New fraud prevention guidelines aim to 'design out opportunities for crime and reduce harm to consumers,' says the UK's Home Office.
The UK government, mobile phone operators and card payments players have agreed on a set of guidelines aimed at preventing criminals from abusing stolen phones equipped to make NFC-based debit, credit or prepaid card payments.
"In an effort to design out opportunities for crime and reduce harm to consumers the government has been working with industry to ensure the technology builds in tough security measures at the earliest stages," says the Home Office. "Working with the government, the mobile phone and banking industry have agreed to a set of guidelines. They have committed to ensuring consumers are not put at an increased risk due to the development of this technology, especially young people who are often the earliest adopters of technology and suffer from disproportionate risk."
The guidelines cover:
- Ensuring contactless payment functions, SIM cards and phones will be disabled as soon as possible once a contactless payment mobile phone is reported lost or stolen
- Any transactions above the maximum contactless payment value (currently £10) will require verification, such as a pin code, similar to the current guidelines that underpin existing contactless card payment schemes. Additional security such as pin codes will also be required if more than a certain number of low-value transactions are carried out in quick succession
- any customer who signs up for a contactless payment phone will be encouraged to add their details on the National Mobile Property Register to make it easier for stolen phones to be identified and recovered.
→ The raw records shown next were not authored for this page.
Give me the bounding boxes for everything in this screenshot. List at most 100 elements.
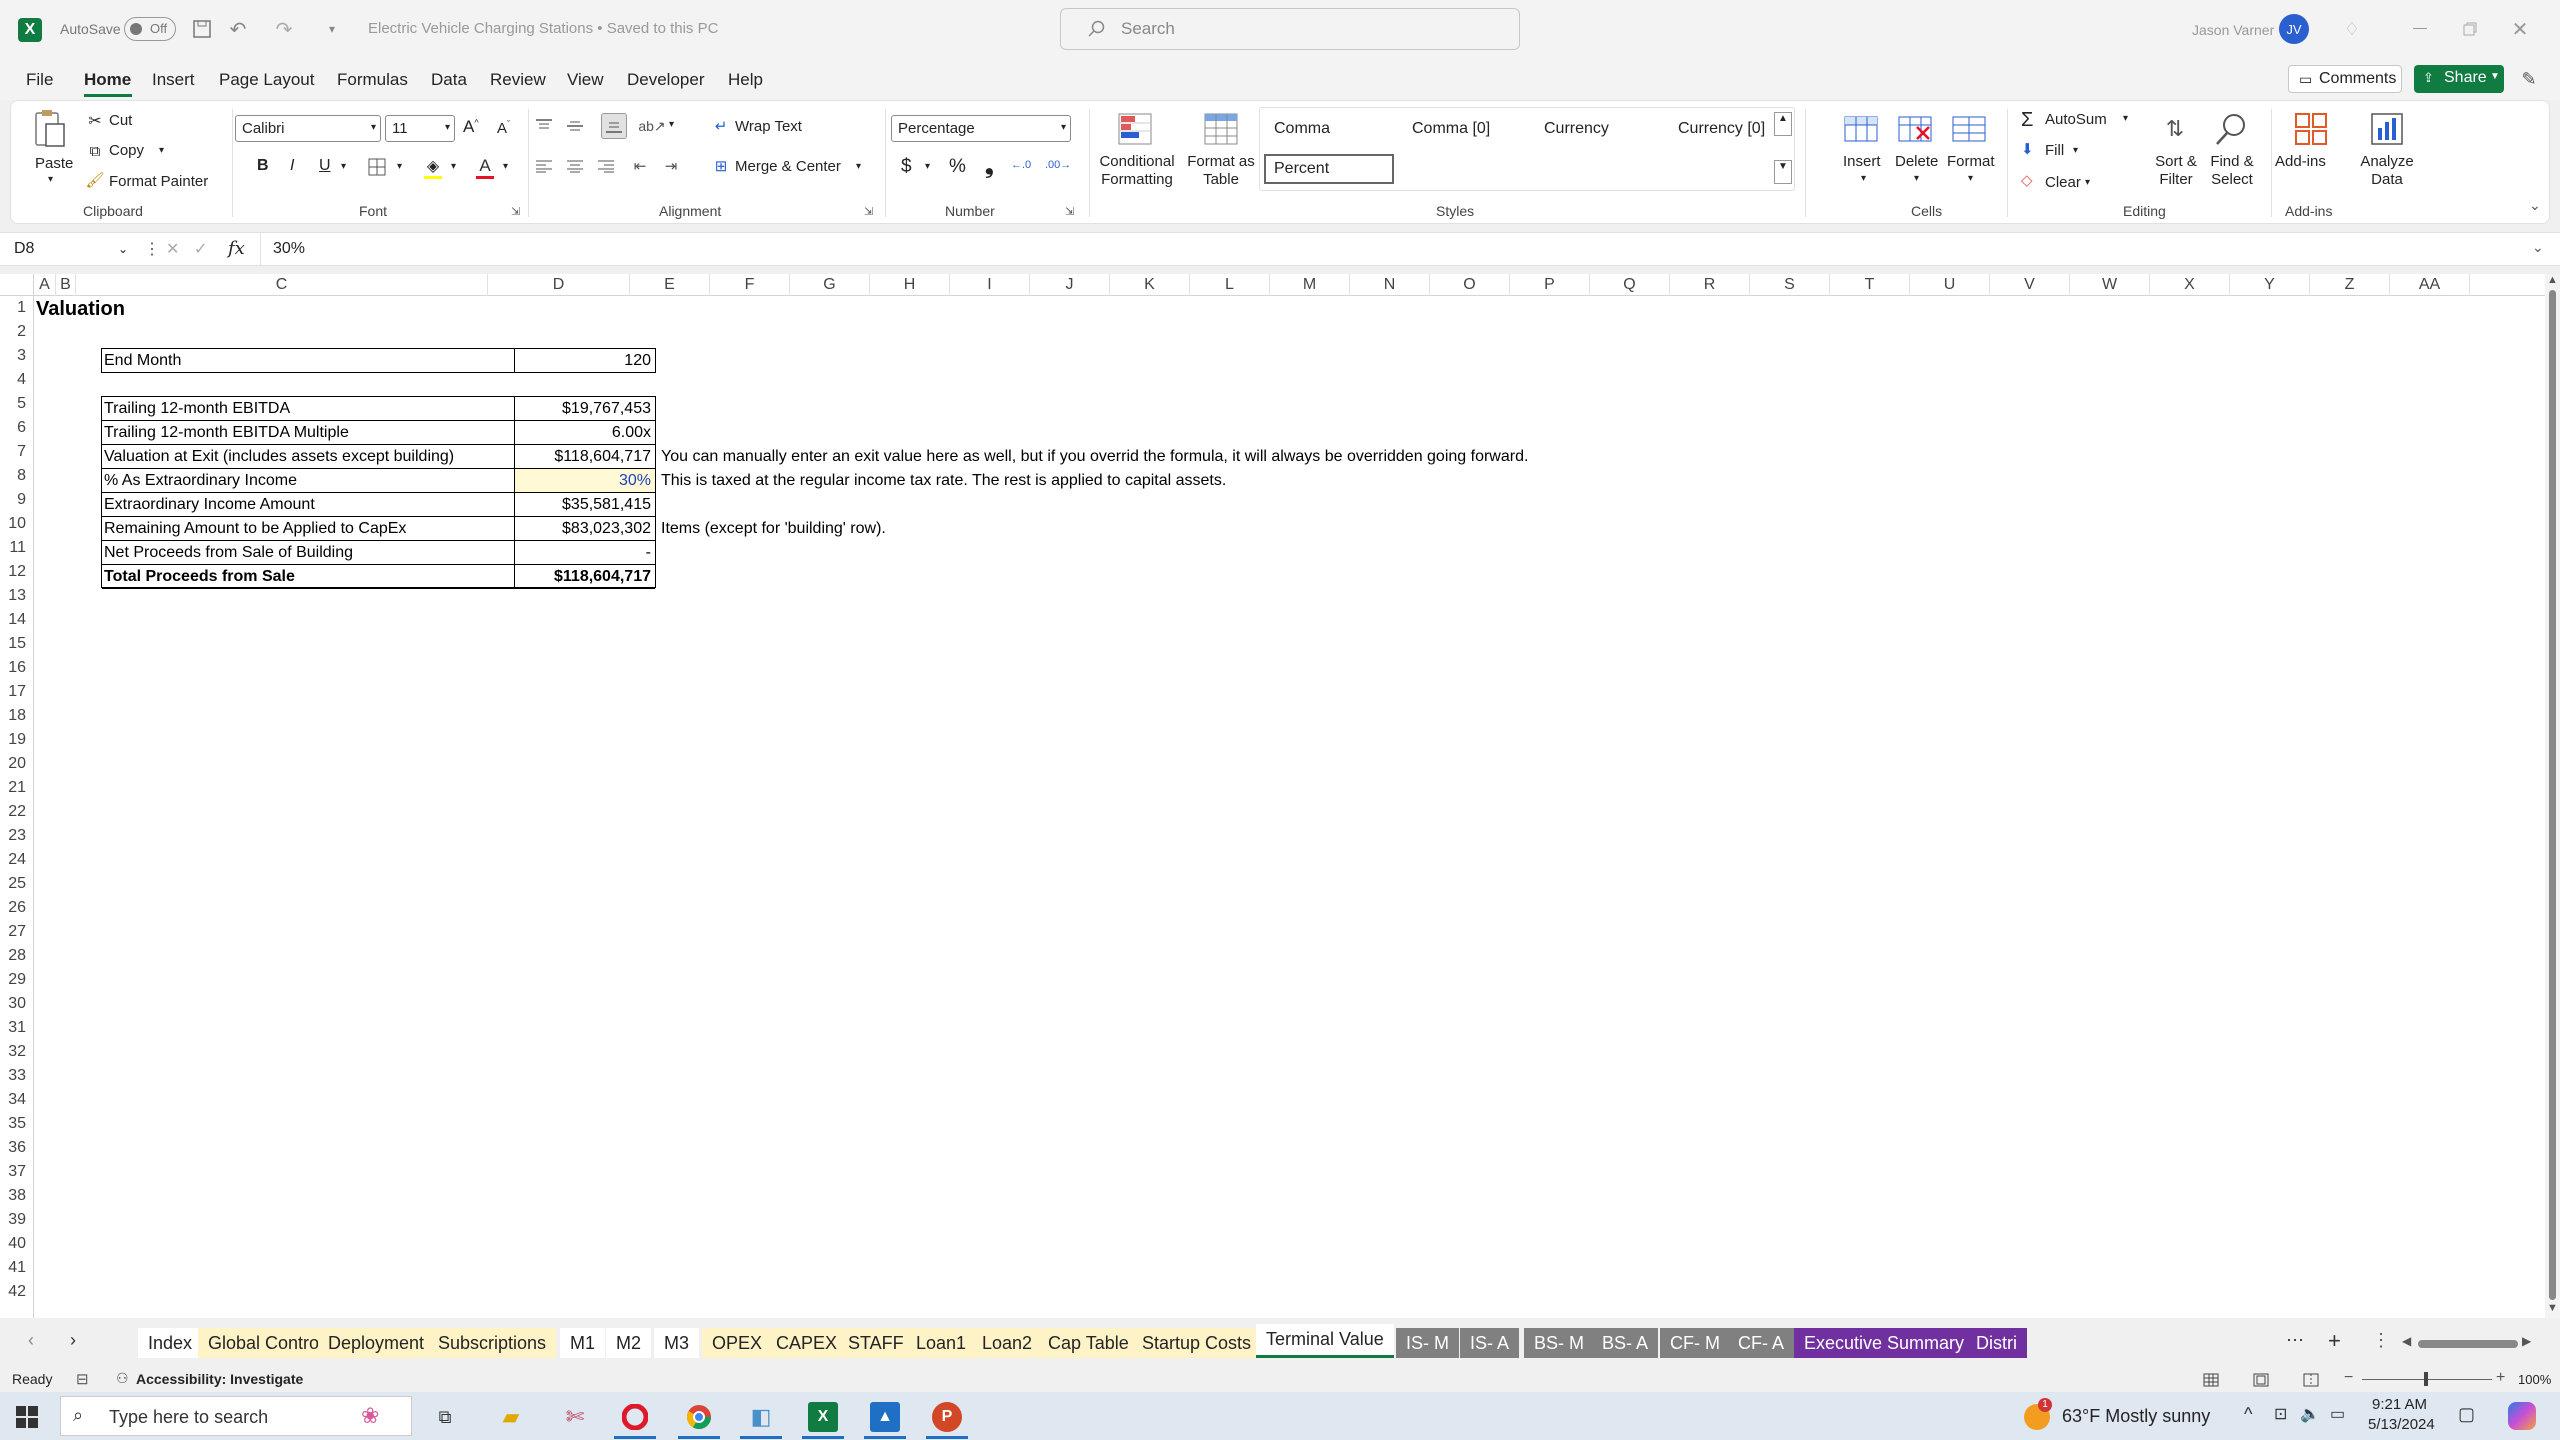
analyze-data-button[interactable]: Analyze Data: [2353, 153, 2421, 189]
sheet-tab[interactable]: CF- A: [1728, 1328, 1795, 1358]
sheet-tab[interactable]: Subscriptions: [428, 1328, 557, 1358]
insert-chevron-icon[interactable]: ▾: [1861, 173, 1866, 184]
autosum-button[interactable]: AutoSum: [2045, 111, 2107, 128]
comma-style-button[interactable]: ❟: [985, 153, 994, 179]
delete-cells-button[interactable]: Delete: [1895, 153, 1938, 170]
chrome-icon[interactable]: [684, 1402, 714, 1432]
format-cells-button[interactable]: Format: [1947, 153, 1995, 170]
orientation-icon[interactable]: ab↗: [638, 115, 665, 137]
sheet-tab[interactable]: CF- M: [1660, 1328, 1730, 1358]
lightbulb-icon[interactable]: ♢: [2340, 17, 2364, 41]
restore-icon[interactable]: [2450, 16, 2490, 42]
sheet-tab[interactable]: OPEX: [702, 1328, 773, 1358]
volume-icon[interactable]: 🔈: [2300, 1404, 2320, 1424]
paste-label[interactable]: Paste: [35, 155, 73, 172]
add-ins-icon[interactable]: [2291, 109, 2331, 149]
sheet-tab[interactable]: M1: [560, 1328, 606, 1358]
macro-icon[interactable]: ⊟: [76, 1370, 89, 1388]
snipping-tool-icon[interactable]: ✄: [560, 1402, 590, 1432]
sheet-tab[interactable]: Cap Table: [1038, 1328, 1139, 1358]
save-icon[interactable]: [190, 17, 214, 41]
alignment-dialog-launcher-icon[interactable]: ⇲: [864, 205, 873, 218]
font-color-chevron-icon[interactable]: ▾: [503, 161, 508, 172]
style-currency-0[interactable]: Currency [0]: [1678, 120, 1765, 138]
page-layout-view-icon[interactable]: [2250, 1370, 2272, 1390]
undo-icon[interactable]: ↶: [226, 17, 250, 41]
windows-start-icon[interactable]: [14, 1404, 40, 1430]
clear-chevron-icon[interactable]: ▾: [2085, 177, 2090, 188]
valuation-label[interactable]: Extraordinary Income Amount: [104, 493, 315, 517]
redo-icon[interactable]: ↷: [272, 17, 296, 41]
decrease-font-icon[interactable]: Aˇ: [497, 119, 510, 137]
valuation-value-cell[interactable]: $118,604,717: [515, 565, 655, 588]
valuation-note[interactable]: Items (except for 'building' row).: [661, 517, 886, 541]
valuation-value-cell[interactable]: $19,767,453: [515, 397, 655, 420]
valuation-value-cell[interactable]: -: [515, 541, 655, 564]
sheet-tab[interactable]: M3: [654, 1328, 700, 1358]
style-percent[interactable]: Percent: [1264, 154, 1394, 184]
excel-taskbar-icon[interactable]: X: [808, 1402, 838, 1432]
valuation-value-cell[interactable]: $83,023,302: [515, 517, 655, 540]
sheet-tab[interactable]: CAPEX: [766, 1328, 848, 1358]
align-top-icon[interactable]: [533, 115, 555, 137]
zoom-out-icon[interactable]: −: [2344, 1369, 2353, 1387]
sheet-tab[interactable]: IS- M: [1396, 1328, 1459, 1358]
task-view-icon[interactable]: ⧉: [432, 1404, 458, 1430]
bold-button[interactable]: B: [257, 157, 269, 175]
number-dialog-launcher-icon[interactable]: ⇲: [1065, 205, 1074, 218]
autosave-toggle[interactable]: Off: [124, 17, 176, 41]
collapse-ribbon-icon[interactable]: ⌄: [2529, 197, 2541, 214]
fill-chevron-icon[interactable]: ▾: [2073, 145, 2078, 156]
insert-cells-button[interactable]: Insert: [1843, 153, 1881, 170]
number-format-select[interactable]: Percentage ▾: [891, 115, 1071, 142]
style-comma-0[interactable]: Comma [0]: [1412, 120, 1490, 138]
weather-text[interactable]: 63°F Mostly sunny: [2062, 1406, 2210, 1427]
end-month-value[interactable]: 120: [624, 349, 651, 373]
feedback-icon[interactable]: ✎: [2516, 66, 2542, 92]
hscroll-right-icon[interactable]: ▶: [2522, 1334, 2531, 1348]
sheet-tab[interactable]: IS- A: [1460, 1328, 1520, 1358]
tab-page-layout[interactable]: Page Layout: [219, 70, 314, 90]
powerpoint-icon[interactable]: P: [932, 1402, 962, 1432]
sheet-tab[interactable]: Terminal Value: [1256, 1324, 1394, 1358]
sheet-options-icon[interactable]: ⋮: [2372, 1330, 2390, 1351]
vertical-scrollbar[interactable]: ▲ ▼: [2545, 274, 2560, 1318]
prev-sheet-icon[interactable]: ‹: [28, 1330, 34, 1351]
user-avatar[interactable]: JV: [2279, 14, 2309, 44]
format-painter-button[interactable]: Format Painter: [109, 173, 208, 190]
fill-chevron-icon[interactable]: ▾: [451, 161, 456, 172]
valuation-value-cell[interactable]: $35,581,415: [515, 493, 655, 516]
fill-button[interactable]: Fill: [2045, 142, 2064, 159]
sheet-tab[interactable]: M2: [606, 1328, 652, 1358]
sheet-title[interactable]: Valuation: [36, 296, 125, 322]
styles-scroll-up-icon[interactable]: ▲: [1774, 112, 1792, 136]
sheet-tab[interactable]: Distri: [1966, 1328, 2027, 1358]
tab-file[interactable]: File: [26, 70, 53, 90]
sheet-tab[interactable]: Deployment: [318, 1328, 435, 1358]
formula-input[interactable]: 30%: [260, 233, 2520, 265]
copy-button[interactable]: Copy: [109, 142, 144, 159]
wrap-text-button[interactable]: Wrap Text: [735, 118, 802, 135]
paste-icon[interactable]: [33, 107, 67, 151]
align-right-icon[interactable]: [595, 155, 617, 177]
align-left-icon[interactable]: [533, 155, 555, 177]
zoom-slider[interactable]: [2362, 1372, 2492, 1386]
style-comma[interactable]: Comma: [1274, 120, 1330, 138]
zoom-slider-thumb[interactable]: [2424, 1372, 2428, 1386]
customize-toolbar-icon[interactable]: ▾: [322, 17, 342, 41]
paste-chevron-icon[interactable]: ▾: [48, 174, 53, 185]
tab-home[interactable]: Home: [84, 70, 131, 90]
underline-button[interactable]: U: [319, 157, 331, 175]
sheet-tab[interactable]: Index: [138, 1328, 203, 1358]
valuation-label[interactable]: Valuation at Exit (includes assets excep…: [104, 445, 454, 469]
format-as-table-button[interactable]: Format as Table: [1183, 153, 1259, 189]
font-color-icon[interactable]: A: [473, 153, 497, 181]
conditional-formatting-button[interactable]: Conditional Formatting: [1095, 153, 1179, 189]
orientation-chevron-icon[interactable]: ▾: [669, 119, 674, 130]
sheet-tab[interactable]: Startup Costs: [1132, 1328, 1262, 1358]
decrease-decimal-icon[interactable]: .00→: [1045, 159, 1071, 171]
font-dialog-launcher-icon[interactable]: ⇲: [511, 205, 520, 218]
tab-developer[interactable]: Developer: [627, 70, 705, 90]
comments-button[interactable]: ▭ Comments: [2288, 65, 2402, 93]
valuation-value-cell[interactable]: 6.00x: [515, 421, 655, 444]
"These guidelines are an important step forward in protecting the public from criminals," says Home Office minister Alan Campbell. "I am pleased that the mobile and banking industries have worked with us to ensure that the public are protected at the earliest opportunity."
"This technology is an exciting new development but we must continue to work together to reduce any new opportunities for criminals to profit from mobile theft," the minister continued. "As new technologies like this develop we aim to consider where safeguards can be incorporated at the drawing board stage."
"We have welcomed the opportunity to engage in discussions with the Home Office, the mobile phone industry, Visa and MasterCard at this early stage, to ensure that principles around customer protection are agreed across the board," added Paul Marsh, director of The UK Cards Association. "The payments industry is sensitive to customer concerns' about security and has always set high standards for its products; any new payment solutions will be developed with precisely this in mind."